WHEN THE nation's unemployment insurance system was created in 1935, its main intent was to tide people through short-term periods when they were thrown out of work through no fault of their own. Some 40 years later, the critical question is how to help the system, which is itself in trouble.
In a mere three years, the system has gone deeply into debt, to the tune of $13 billion, in order to continue paying benefits to a record number of jobless workers, and it may be unable to recover fully without remedial action by the federal government.
In fiscal 1973, a so-called normal period, $4.9 billion in unemployment benefits was paid to fewer than 6 million workers. But in fiscal 1976, a record $20 billion was paid to 14 million workers.

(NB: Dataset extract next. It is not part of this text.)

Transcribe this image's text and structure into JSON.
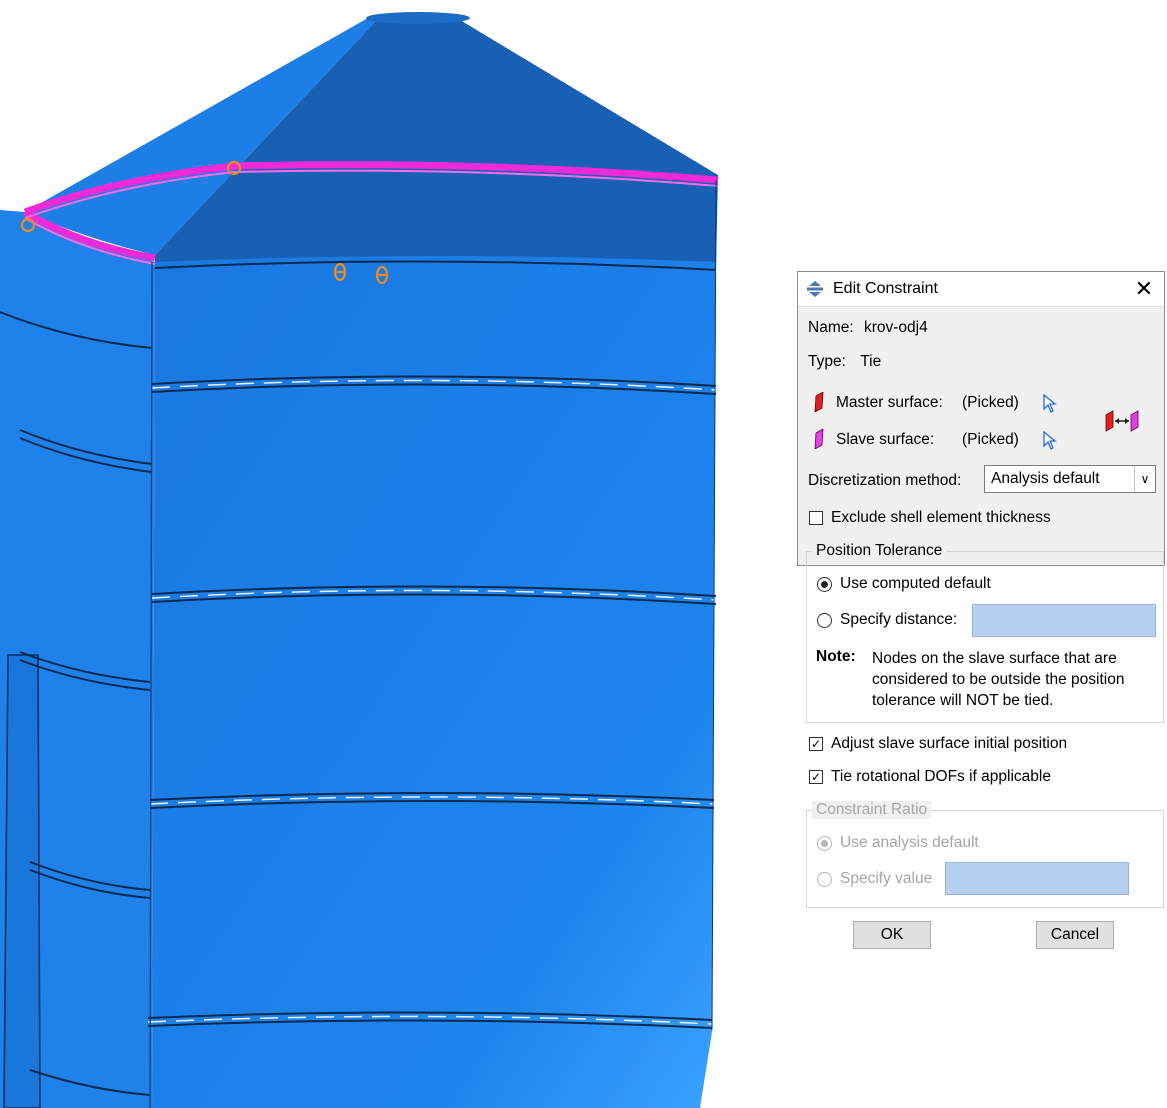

Twenty-three state unemployment systems quietly went into the red. So did the national unemployment trust fund. Some states, particularly in the industrialized Northeast, were forced to borrow from federal general revenues to meet their obligations, and several of them doubt their ability to meet the deadlines for repayment.
The system, Sen. Jacob Javitts (R-N.Y.) warned recently in introducing a so-called "fail-safe" financing reform measure, "is threatened with financial collapse in the wake of the longest and deepest economic decline we have experienced since the 1930s."
The bill's co-author, Sen. Harrison A. William Jr. (D-N.Y.), was only slightly less alarmed. The legislation, he said, "is needed to rescue the nation's unemployment insurance system from potential collapse if the economic recovery teeters and slides back into recession at any time in the next several years."
Critics say such statements reflect the extreme situation in two of the hardest-hit states, not in the nation as a whole. However, while dismissing the idea that either federal or state officials would ever commit political suicide by letting the system collapse, many economists acknowledge that another recession in the near future would fundamentally alter the system's character.
The Carter administration has sidestepped the tangle so far. Even the complex welfare reform package refers only glancingly to the system, perhaps in part because the people collecting jobless insurance benefits generally are not the poor, the young or the elderly but the unnoticed middle class.
If one could find a typical recipient of unemployment compensation, the statistics show, he would probably be white, male, between 25 and 64 years old, with annual earnings somewhere between $5,000 and $15,000.
But the system's problems remain. And the answers are hard to find, because the system itself is exceedingly complex.
There are wheel within wheels, and the current financial crisis cannot be considered separately from the system itself. The obvious but often forgotten fact is that there are actually 52 systems - for the 50 states, the District of Columbia and Puerto Rico - with widely varying rules and payments. Each state is competes with its neighbors for investment capital. Each worries about the impact of raising taxes. Each is fearful of losing its share of the business pie. Questions of funding and the size of benefits checks affect not only state and federal budgets but also the costs of doing business. And since the system is fragmented, with as many standards as there are jurisdictions involved, the financial drain on employers, consumers and, indeed, employees, plus the requirements workers must meet to qualify for benefits, vary considerably. Wide Disparities
LITERALLY a stepchild, unemployment insurance was enacted into law as part the Social Security Act of 1935. But, unlike Social Security, the jobless insurance system was dubbed a federal-state partnership - although, in terms of power relationships, a state-federal partnership would allowed to design their own programs and approaches for administering and financing them, the theory being that they were most familiar with local economic conditions.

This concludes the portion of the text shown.